No. The official materials reviewed up to June 2026 do not show a dedicated AI statute in force.
Is there a national AI strategy in force?
Not yet. The main public AI-specific document is the 2025 readiness report, which recommends a future strategy and legal package, but it is not the same thing as an adopted national strategy with binding force.
Which authority matters most today for AI?
For most AI uses involving personal data, the ANPDP is the key authority. INIC and the Committee for Digital Governance matter for public-sector digital architecture, and ordinary sector regulators keep their normal powers.

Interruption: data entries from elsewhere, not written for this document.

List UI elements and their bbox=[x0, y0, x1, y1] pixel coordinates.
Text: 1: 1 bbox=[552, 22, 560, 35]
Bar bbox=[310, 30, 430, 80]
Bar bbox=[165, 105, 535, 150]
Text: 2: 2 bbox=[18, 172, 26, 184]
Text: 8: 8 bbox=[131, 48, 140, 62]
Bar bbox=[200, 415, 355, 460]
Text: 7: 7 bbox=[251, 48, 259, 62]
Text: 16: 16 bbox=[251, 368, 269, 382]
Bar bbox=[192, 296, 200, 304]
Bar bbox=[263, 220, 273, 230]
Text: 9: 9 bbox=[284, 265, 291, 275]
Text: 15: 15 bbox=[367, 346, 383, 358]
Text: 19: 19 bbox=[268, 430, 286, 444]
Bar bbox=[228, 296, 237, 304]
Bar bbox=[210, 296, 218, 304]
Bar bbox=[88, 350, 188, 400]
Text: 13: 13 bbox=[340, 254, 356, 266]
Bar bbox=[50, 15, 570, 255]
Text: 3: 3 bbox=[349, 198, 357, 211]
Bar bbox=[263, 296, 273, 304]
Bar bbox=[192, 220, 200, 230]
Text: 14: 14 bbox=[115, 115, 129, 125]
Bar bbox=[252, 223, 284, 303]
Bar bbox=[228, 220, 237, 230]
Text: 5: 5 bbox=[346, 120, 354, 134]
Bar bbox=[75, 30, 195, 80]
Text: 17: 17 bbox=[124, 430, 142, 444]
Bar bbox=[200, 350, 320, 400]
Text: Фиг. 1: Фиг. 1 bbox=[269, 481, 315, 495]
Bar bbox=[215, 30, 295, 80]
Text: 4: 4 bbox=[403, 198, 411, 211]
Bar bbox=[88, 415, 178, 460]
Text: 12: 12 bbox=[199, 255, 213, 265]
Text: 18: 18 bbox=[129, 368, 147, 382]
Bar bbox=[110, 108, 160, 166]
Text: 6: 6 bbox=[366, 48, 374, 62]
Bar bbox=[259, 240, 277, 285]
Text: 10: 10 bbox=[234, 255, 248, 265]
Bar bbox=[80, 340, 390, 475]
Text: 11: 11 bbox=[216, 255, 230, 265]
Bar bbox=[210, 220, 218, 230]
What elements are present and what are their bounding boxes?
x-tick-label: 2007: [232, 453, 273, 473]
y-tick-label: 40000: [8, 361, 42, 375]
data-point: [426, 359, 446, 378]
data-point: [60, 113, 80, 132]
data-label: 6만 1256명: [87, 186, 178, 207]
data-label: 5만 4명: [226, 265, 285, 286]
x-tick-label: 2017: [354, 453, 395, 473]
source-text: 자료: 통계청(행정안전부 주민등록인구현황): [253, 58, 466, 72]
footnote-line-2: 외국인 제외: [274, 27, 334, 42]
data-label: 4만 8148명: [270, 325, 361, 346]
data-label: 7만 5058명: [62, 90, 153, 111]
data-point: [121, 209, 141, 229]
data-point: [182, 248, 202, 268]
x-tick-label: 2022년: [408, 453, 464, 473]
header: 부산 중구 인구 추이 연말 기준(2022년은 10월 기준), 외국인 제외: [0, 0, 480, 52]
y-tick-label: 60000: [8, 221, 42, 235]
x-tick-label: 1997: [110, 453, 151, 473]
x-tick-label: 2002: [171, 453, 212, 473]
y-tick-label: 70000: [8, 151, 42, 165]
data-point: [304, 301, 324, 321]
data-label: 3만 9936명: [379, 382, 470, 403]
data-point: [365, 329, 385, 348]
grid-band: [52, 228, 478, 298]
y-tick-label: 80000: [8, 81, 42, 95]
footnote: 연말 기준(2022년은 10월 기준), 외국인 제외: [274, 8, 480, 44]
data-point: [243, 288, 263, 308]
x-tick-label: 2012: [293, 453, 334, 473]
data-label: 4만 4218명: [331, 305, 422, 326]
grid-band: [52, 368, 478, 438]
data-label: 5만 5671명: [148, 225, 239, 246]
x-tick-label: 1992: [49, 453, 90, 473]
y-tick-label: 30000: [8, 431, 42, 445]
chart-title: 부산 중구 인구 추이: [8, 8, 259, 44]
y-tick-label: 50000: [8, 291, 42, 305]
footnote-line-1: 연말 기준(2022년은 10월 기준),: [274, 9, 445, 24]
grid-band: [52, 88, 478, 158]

Can organisations use generative AI now?
Yes, there is no general ban. But personal data, confidentiality, cybersecurity, automated decision-making and data-export questions still need checking before deployment.
Are solely automated decisions allowed?
Only within limits. The data-protection law protects people against decisions with legal or similarly significant effects taken exclusively by automated processing, unless a contract or a law provides safeguards.
Do overseas AI providers fall outside the picture?
No. The data-protection law contains territorial hooks, and foreign transfers of personal data are restricted unless adequate protection or another lawful basis exists.
What is the most likely next policy step?
The official reform direction points to stronger data governance, updates to the ANPDP and INIC frameworks, and eventually a national AI strategy adopted in a more formal legal instrument.